Ta Pani ma wełbie poprzestawiane. Pewnie kiedyś piła. Zobaczcie kto wydawał kiełbasę ?.
Do domu biedaka mogła przygarnąć.Jak by jej chatę zasmrodził na miesiąc, to inaczej by gadała.Pomagać to wszyscy ale nie ja.
Kamieńskie ELYTY, nie ważne kto u władzy oni zawsze w d...włażą
mogła oddać swoją
"znajoma zareagowała paraliżem", czyli w ogóle nie zareagowała ani nie zwróciła uwagi kobiecie wydającej kiełbaski ani nie oddała swojej biedakowi, za to pożaliła się koleżance. Zamiast narzekać trzeba było nakarmić potrzebującego
pani byla na imprezie, nie wie jakiej ani kiedy, ale kielba byla za darmo. to jest najwazniejsze na imprezach.

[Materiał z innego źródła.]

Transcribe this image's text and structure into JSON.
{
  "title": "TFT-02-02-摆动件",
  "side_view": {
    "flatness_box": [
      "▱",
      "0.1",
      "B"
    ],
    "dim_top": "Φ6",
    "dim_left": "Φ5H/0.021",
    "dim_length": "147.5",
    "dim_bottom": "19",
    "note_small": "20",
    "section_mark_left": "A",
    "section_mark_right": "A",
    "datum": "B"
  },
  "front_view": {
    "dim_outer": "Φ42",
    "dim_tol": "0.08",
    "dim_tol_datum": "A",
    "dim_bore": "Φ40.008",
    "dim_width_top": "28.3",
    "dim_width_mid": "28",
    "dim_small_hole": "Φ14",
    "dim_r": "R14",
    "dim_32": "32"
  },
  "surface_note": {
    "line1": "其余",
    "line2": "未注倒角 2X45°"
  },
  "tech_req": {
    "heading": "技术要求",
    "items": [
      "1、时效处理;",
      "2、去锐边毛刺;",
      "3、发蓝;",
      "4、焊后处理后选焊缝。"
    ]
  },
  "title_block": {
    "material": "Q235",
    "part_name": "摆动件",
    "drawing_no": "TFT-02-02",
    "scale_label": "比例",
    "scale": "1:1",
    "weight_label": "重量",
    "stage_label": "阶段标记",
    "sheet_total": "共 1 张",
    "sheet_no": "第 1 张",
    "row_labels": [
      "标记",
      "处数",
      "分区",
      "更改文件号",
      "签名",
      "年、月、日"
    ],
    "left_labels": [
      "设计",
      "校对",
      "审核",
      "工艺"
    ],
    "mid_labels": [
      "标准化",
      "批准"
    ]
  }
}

Pijak biedak czy bogaty jak głodny trzeba nakarmić.
Dlaczego w takim razie ta poruszona nie oddała swojej kiełbaski, bądź nie stanęła po kolejną by dać temu panu?
Sytuacja trochę niejasna, brak konkretów... a co jeśli ten Pan staną po kiełbaskę np. czwarty raz? Trudno po takim opisie sytuacji ocenić jak było. Pozdrawiam
Ja w ogóle nie jestem w stanie zrozumieć takiego zachowania. Niestety, " najedzony nigdy nie zrozumie glodnego". Na dworcu PKP w Kamieniu Pomorskim ci panowie, moze są sobie winni takiego życia, moze los takie życie im dał, nie mnie to osądzać. Pomimo, ze samej mi sie nie przelewa kupiłam im dwa bochenki chleba, margaryne i 10 pętek kiełbasy. Moze to niewiele, ale jeszcze ze skromnością poprosil mnie czy dalabym mu 2zl, nieodmowilam dalam nawet 10zł i korona mi z głowy nie spadła.